In the United States, 9.5% of the adult population experiences some form of mood disorder. Of these, almost half are classified as severe. The rates in Canada are similar, although the authors stress that there is more unmet need in the US among those without health insurance. (my plug for socialized medicine).
The most common treatment for depression is pharmacological, and in the minds of some, that means a conspiracy by “Big Pharma”. Of course, in the minds of the CAM crowd everything about modern medicine is a conspiracy of some sort. If the studies don’t support their beliefs, then the studies must be wrong.
CAM seems to be the most effective in pain management, mood disorders, and other conditions where variability of symptoms is normal. Some groups, such as Scientologists, argue against the existence of a physiological basis for depression. For most of us however, a diagnosis of a mood disorder leads to a prescription for an anti-depressant.
Harriet Hall, in a recent post at Science Based Medicine discusses the efficacy of anti-depressants in the presence of conflicting studies. She compares the interpretation of results found in different studies by Erik Turner and Irving Kirsch. Kirsch views anti-depressants as being not effective, while Turner sees them as definitely better than treatment with a placebo.
In Turner’s analysis,
none of the confidence intervals overlapped zero. This means that, while there is some probability that the true effect size is zero, meaning that antidepressants and placebo are equal in efficacy, that probability is negligibly small.
The question becomes, if anti-depressants are not used, what is the appropriate treatment for mood disorders.

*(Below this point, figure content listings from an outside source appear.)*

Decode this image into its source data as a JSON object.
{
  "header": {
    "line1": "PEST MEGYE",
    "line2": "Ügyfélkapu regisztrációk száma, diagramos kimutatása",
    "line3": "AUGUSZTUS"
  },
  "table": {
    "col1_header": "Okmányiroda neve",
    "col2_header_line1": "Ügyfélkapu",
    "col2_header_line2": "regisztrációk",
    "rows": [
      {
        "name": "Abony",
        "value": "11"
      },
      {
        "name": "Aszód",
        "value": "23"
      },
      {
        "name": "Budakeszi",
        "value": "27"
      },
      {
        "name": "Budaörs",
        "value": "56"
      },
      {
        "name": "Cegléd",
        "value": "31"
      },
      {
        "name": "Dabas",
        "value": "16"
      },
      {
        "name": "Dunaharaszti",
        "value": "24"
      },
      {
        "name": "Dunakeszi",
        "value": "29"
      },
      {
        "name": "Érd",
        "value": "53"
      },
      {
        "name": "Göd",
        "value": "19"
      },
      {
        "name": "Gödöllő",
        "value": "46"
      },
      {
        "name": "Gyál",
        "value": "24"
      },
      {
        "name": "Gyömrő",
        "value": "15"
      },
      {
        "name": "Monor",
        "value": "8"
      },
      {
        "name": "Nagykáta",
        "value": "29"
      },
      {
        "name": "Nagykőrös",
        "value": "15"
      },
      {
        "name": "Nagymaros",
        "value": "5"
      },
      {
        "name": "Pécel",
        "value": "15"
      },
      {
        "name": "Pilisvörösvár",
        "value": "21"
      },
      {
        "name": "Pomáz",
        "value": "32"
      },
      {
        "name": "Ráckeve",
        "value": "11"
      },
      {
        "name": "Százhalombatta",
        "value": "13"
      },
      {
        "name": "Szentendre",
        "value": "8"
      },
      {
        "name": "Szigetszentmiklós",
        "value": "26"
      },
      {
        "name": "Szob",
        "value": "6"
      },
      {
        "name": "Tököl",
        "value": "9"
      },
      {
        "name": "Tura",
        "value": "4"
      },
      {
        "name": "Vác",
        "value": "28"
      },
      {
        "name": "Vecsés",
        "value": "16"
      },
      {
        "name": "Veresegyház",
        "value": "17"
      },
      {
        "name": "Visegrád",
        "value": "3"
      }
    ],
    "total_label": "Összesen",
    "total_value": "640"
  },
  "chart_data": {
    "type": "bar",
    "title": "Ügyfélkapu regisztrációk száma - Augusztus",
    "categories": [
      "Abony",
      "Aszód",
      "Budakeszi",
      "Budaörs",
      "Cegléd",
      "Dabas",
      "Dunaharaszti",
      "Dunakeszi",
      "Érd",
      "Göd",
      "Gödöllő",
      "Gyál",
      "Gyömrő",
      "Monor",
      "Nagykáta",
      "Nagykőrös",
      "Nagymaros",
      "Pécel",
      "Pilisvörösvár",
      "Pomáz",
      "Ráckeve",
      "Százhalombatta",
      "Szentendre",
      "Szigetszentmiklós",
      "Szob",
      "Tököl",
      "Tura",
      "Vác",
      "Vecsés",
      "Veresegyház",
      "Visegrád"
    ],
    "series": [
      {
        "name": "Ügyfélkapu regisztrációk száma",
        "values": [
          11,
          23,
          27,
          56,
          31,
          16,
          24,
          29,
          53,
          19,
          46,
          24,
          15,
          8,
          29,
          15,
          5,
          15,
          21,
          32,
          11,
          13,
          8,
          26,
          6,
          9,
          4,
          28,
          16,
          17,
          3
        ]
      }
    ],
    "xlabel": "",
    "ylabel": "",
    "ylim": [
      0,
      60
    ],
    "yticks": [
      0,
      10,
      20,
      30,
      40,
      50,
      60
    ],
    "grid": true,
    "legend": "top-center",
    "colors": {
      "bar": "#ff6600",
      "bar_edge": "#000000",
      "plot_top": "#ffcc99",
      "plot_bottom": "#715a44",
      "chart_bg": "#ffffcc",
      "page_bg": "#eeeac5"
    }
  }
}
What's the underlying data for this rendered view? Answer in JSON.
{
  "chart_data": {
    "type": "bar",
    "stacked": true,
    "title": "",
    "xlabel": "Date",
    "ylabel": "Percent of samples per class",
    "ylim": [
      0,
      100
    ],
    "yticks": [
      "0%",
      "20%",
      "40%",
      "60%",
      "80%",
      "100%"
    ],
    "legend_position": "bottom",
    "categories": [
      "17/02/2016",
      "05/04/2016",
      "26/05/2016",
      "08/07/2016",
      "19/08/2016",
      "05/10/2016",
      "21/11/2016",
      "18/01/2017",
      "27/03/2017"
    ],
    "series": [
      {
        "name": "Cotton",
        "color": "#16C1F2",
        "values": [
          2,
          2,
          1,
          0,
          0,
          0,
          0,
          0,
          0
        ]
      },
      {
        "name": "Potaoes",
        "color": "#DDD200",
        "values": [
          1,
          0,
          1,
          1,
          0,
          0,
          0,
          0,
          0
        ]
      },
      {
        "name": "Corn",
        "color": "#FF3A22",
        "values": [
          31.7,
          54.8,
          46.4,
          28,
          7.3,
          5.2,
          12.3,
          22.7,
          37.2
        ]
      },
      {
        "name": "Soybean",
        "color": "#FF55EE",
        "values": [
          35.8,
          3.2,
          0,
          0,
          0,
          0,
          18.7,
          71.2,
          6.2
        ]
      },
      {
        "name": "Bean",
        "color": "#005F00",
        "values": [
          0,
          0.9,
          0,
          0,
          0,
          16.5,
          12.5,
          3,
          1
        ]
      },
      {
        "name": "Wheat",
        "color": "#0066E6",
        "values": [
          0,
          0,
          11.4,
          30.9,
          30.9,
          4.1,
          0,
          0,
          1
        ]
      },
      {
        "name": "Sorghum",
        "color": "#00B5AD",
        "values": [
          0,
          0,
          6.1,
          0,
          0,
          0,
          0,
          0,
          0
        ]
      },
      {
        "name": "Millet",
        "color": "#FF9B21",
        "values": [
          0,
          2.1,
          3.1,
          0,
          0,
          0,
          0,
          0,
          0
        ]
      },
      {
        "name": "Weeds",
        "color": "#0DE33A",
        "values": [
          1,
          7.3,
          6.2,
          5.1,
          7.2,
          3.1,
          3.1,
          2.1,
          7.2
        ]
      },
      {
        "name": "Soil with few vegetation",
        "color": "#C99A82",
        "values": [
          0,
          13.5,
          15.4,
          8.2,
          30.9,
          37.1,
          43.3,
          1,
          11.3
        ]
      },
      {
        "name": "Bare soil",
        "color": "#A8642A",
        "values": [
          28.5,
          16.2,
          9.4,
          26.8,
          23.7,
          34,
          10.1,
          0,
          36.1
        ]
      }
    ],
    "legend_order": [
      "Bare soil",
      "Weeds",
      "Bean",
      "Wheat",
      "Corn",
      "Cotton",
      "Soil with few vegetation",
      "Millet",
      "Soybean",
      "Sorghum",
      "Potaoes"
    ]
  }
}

Psychotherapy avoids the side effects of drugs, but it has its own drawbacks: it is expensive, time-consuming, and variable in quality. How effective is psychotherapy? Psychotherapy trials also suffer from publication bias, just like antidepressant drugs. And when one weeds out low quality studies, psychotherapy has an effect size of only 0.22, lower than the value for antidepressants reported by Kirsch himself, So if we reject any treatment below the (arbitrary) 0.5 cutoff, when a mental health care provider is faced with a patient in need of help, is he or she to do nothing at all?
Major depression is a debilitating disease. In Canada, the suicide rate is 15 per 100,000 people, with specific groups being much higher. Non-treatment is not an option.
In Canada, suicide accounts for 24 percent of all deaths among 15-24 year olds and 16 percent among 16-44 year olds. Suicide is the second leading cause of death for Canadians between the ages of 10 and 24.8 Seventy-three percent of hospital admissions for attempted suicide are for people between the ages of 15 and 44.
Dr. Hall goes on to state that a recent study showed that antidepressants reduced the risk of suicide by 20% in the long term.
She concludes her article with a reminder of the challenge of practising medicine based upon science and the difficulty that media has in reporting complex research.
Once more, science fails to give us the black-and-white answers we crave. And once again we are reminded that we can’t rely on the media for accurate, nuanced information about medical science.
In the end, we are faced with the fact that anti-depressants do not work for everyone, but currently they are the best tools we have for fighting major depression. The argument is not whether or not to use anti-depressants, but how to make the use more effective.